Neeraj Chadawar, Head - Fundamental and Quantitative Research, Axis Securities, says that the index has spiked by 40-45% in the last week indicating some amount of risk-off in the market. However, this reading is still below the long-term average of 22. “In that regard, one should watch the direction of the index in upcoming trading sessions,” he adds.
Reason for spike in VIX index
Santosh Meena of Swastika Investmart says that there are two key factors driving the VIX's rise. First, portfolio investors are buying protective put options to hedge their holdings. Second, traders are speculating on significant price movements post-election by purchasing both calls and put options.
Ashwin Ramani of SAMCO Securities opines that a rise in the VIX indicates expectations of increased volatility ahead. He said that the fear indicator usually has an inverse correlation with Nifty. Meaning, the higher the VIX, the greater the level of fear and uncertainty and the market falls due to the increased fear. If the VIX goes down, the volatility cools down, premiums in the derivatives segment become cheaper, and at some point, the greed sets in and the market rises.
According to Anand James, Chief Market Strategist, Geojit Financial Services, while a lot can be explained in terms of historical trends, the approach of record peaks, upcoming election results, and even the liquidity impact on lot size reduction in Nifty, the recent swings are difficult to be fully attributed to. “Perhaps the right way to approach this is to acknowledge that while VIX and Nifty are positively correlated, more so in a large time frame, the strength of the correlation is low, especially in the short term.”
What lies ahead?
Analyst at Swastika Investmart believes that a further increase in the VIX is likely, with a potential move towards 25 before the election results. For Nifty, crucial support levels to watch include 22,300, 22,000, and 21,700. “For an upward trend to be established, a breakout above 22,800 is necessary.”
Meanwhile, analyst at SAMCO Securities says that Nifty has a channel support around the 22,200 levels on the daily chart. “A break down below the same with the volatility rising even further can lead to Nifty moving south until 21,800 levels where its support is placed. It is advisable to be conservative while initiating a long position till the settles down.”
While the market strategist at Geojit says that the VIX needs to sustain above 16 to elucidate higher fluctuations in option premiums.
Chadawar of Axis Securities believes the market fundamentals will be driven by “narrative” in the near term, especially in the absence of any major trigger. “The market will continue to find direction based on macroeconomic developments, the direction of bond yields, oil prices & dollar index, the ongoing corporate earnings season, and the ongoing election cues. In light of these developments, we believe style and sector rotation will play a critical role in the alpha generation, moving ahead.”

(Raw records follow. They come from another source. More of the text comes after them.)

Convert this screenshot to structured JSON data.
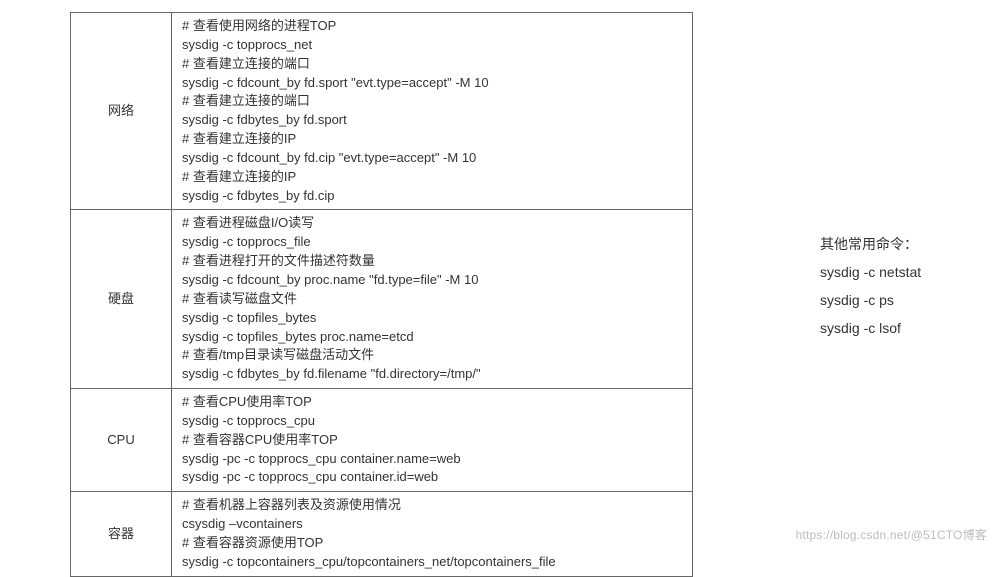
{
  "table": {
    "rows": [
      {
        "category": "网络",
        "lines": [
          "# 查看使用网络的进程TOP",
          "sysdig -c topprocs_net",
          "# 查看建立连接的端口",
          "sysdig -c fdcount_by fd.sport \"evt.type=accept\" -M 10",
          "# 查看建立连接的端口",
          "sysdig -c fdbytes_by fd.sport",
          "# 查看建立连接的IP",
          "sysdig -c fdcount_by fd.cip \"evt.type=accept\" -M 10",
          "# 查看建立连接的IP",
          "sysdig -c fdbytes_by fd.cip"
        ]
      },
      {
        "category": "硬盘",
        "lines": [
          "# 查看进程磁盘I/O读写",
          "sysdig -c topprocs_file",
          "# 查看进程打开的文件描述符数量",
          "sysdig -c fdcount_by proc.name \"fd.type=file\" -M 10",
          "# 查看读写磁盘文件",
          "sysdig -c topfiles_bytes",
          "sysdig -c topfiles_bytes proc.name=etcd",
          "# 查看/tmp目录读写磁盘活动文件",
          "sysdig -c fdbytes_by fd.filename \"fd.directory=/tmp/\""
        ]
      },
      {
        "category": "CPU",
        "lines": [
          "# 查看CPU使用率TOP",
          "sysdig -c topprocs_cpu",
          "# 查看容器CPU使用率TOP",
          "sysdig -pc -c topprocs_cpu container.name=web",
          "sysdig -pc -c topprocs_cpu container.id=web"
        ]
      },
      {
        "category": "容器",
        "lines": [
          "# 查看机器上容器列表及资源使用情况",
          "csysdig –vcontainers",
          "# 查看容器资源使用TOP",
          "sysdig -c topcontainers_cpu/topcontainers_net/topcontainers_file"
        ]
      }
    ]
  },
  "side": {
    "title": "其他常用命令：",
    "lines": [
      "sysdig -c netstat",
      "sysdig -c ps",
      "sysdig -c lsof"
    ]
  },
  "watermark": "https://blog.csdn.net/@51CTO博客"
}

“Keeping this in view, the broader market may see some time correction in certain pockets in the near term and flows will likely shift to large caps. Based on this, we believe Nifty 50 could see a new high in the near term,” he adds.
Chadawar recommends investors to remain invested in the market and maintain good liquidity (10%) to use any dips in a phased manner and build a position in high-quality companies (where the earnings visibility is quite high) with an investment horizon of 12-18 months.

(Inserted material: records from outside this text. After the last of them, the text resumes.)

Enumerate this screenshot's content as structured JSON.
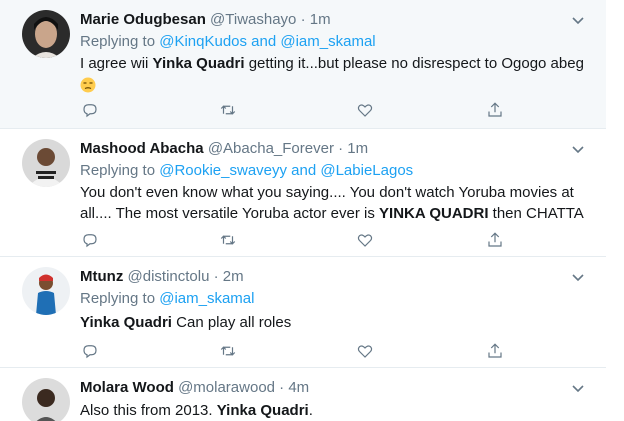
{
  "tweets": [
    {
      "name": "Marie Odugbesan",
      "handle": "@Tiwashayo",
      "dot": "·",
      "time": "1m",
      "replying_prefix": "Replying to ",
      "replying_to": "@KinqKudos and @iam_skamal",
      "text_parts": [
        "I agree wii ",
        "Yinka Quadri",
        " getting it...but please no disrespect to Ogogo abeg"
      ],
      "emoji": "😒"
    },
    {
      "name": "Mashood Abacha",
      "handle": "@Abacha_Forever",
      "dot": "·",
      "time": "1m",
      "replying_prefix": "Replying to ",
      "replying_to": "@Rookie_swaveyy and @LabieLagos",
      "line1": "You don't even know what you saying.... You don't watch Yoruba movies at",
      "line2_parts": [
        "all.... The most versatile Yoruba actor ever is ",
        "YINKA QUADRI",
        " then CHATTA"
      ]
    },
    {
      "name": "Mtunz",
      "handle": "@distinctolu",
      "dot": "·",
      "time": "2m",
      "replying_prefix": "Replying to ",
      "replying_to": "@iam_skamal",
      "text_parts": [
        "Yinka Quadri",
        " Can play all roles"
      ]
    },
    {
      "name": "Molara Wood",
      "handle": "@molarawood",
      "dot": "·",
      "time": "4m",
      "text_parts": [
        "Also this from 2013. ",
        "Yinka Quadri",
        "."
      ]
    }
  ],
  "icons": [
    "chevron-down-icon",
    "reply-icon",
    "retweet-icon",
    "like-icon",
    "share-icon"
  ],
  "colors": {
    "accent": "#1da1f2",
    "muted": "#657786",
    "text": "#14171a",
    "highlight_bg": "#f5f8fa",
    "divider": "#e6ecf0"
  }
}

Shrey Jain, Founder and CEO SAS Online, advises traders to be careful amid the ongoing Lok Sabha Elections 2024. “Typically, if the election unfolds as anticipated, the market stabilises. However, if there's an unexpected twist, things could become unpredictable quickly. In such cases, investors should be cautious and consider adjusting their investments to reduce risk.”
Jain adds that one strategy is to decrease stock holdings and increase allocations to safer options like bonds or stable investments.